Super Bowl Sunday offers no respite from partisan bickering in this presidential election year.
A Silicon Valley startup found a strong overlap between how people feel about who will win today's big game and who they'd like to see win the presidential election in the fall.
Mountain View-based Saygent conducted a survey asking 205 people for their Super Bowl predictions and then did a bit of data crunching using its voice response and analysis platform. Saygent's algorithm looked at the way people talked about the teams and the game ("by analyzing the way people talk about the game we can infer who is actually knowledgeable and who is taking a stab in the dark," the company says).
Saygent then filtered out "people with very low trust or a strong bias" to come up with a prediction from its "trusted crowd" of 90. The result? the New England Patriots by three points.

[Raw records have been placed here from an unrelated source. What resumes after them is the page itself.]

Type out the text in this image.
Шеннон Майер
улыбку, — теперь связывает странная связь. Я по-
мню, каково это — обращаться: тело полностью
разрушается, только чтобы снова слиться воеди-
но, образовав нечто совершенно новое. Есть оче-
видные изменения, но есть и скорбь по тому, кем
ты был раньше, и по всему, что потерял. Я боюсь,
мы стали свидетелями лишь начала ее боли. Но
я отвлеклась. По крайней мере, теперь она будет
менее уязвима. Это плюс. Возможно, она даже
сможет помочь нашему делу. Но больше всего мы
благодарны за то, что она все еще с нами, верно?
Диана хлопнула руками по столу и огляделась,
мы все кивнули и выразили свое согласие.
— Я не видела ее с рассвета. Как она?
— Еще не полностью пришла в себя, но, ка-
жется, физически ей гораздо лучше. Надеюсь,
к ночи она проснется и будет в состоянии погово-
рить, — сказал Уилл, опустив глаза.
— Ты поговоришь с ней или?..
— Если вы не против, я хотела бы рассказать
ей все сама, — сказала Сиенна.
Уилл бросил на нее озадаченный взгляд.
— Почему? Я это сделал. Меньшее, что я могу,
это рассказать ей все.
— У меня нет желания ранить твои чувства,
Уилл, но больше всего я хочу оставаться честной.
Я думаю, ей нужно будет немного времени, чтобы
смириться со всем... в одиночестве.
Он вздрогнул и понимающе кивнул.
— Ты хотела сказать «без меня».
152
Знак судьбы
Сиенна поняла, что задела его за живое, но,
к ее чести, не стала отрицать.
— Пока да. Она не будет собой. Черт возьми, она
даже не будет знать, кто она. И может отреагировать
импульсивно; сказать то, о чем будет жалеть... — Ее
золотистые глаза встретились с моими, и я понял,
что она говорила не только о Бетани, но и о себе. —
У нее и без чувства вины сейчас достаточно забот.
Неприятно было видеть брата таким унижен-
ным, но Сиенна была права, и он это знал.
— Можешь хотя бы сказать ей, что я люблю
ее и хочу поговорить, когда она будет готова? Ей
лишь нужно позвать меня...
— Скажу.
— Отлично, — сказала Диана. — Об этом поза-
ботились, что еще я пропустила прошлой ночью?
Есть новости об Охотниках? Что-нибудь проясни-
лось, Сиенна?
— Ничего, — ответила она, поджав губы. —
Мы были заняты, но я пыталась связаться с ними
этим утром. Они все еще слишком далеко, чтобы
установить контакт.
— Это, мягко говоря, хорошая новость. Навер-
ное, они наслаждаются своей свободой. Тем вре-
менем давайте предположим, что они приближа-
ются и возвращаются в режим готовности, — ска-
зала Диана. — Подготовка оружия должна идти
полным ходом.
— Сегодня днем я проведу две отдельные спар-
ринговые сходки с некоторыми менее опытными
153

That's almost identical to the official line, which had the Pats by 2.5 points at last check, and is--frankly--not that interesting.
But Saygent, in what it admits is not an exact science, also asked people in the same survey who they planned to vote for for president. When it took a look at those political preferences, it revealed quite a rift:
Turns out, 75 percent of Obama supporters believe the Patriots will win while 69 percent of the Republicans in the group are betting on the Giants.
It used to be all Americans could unite around a common cause on this one day of the year--to sit around and watch multimillion dollar commercials interspersed with brief moments of football. But if Saygent is right, it looks like Super Sunday has just become another thing to argue over. This can't be good for the Super Bowl's approval ratings.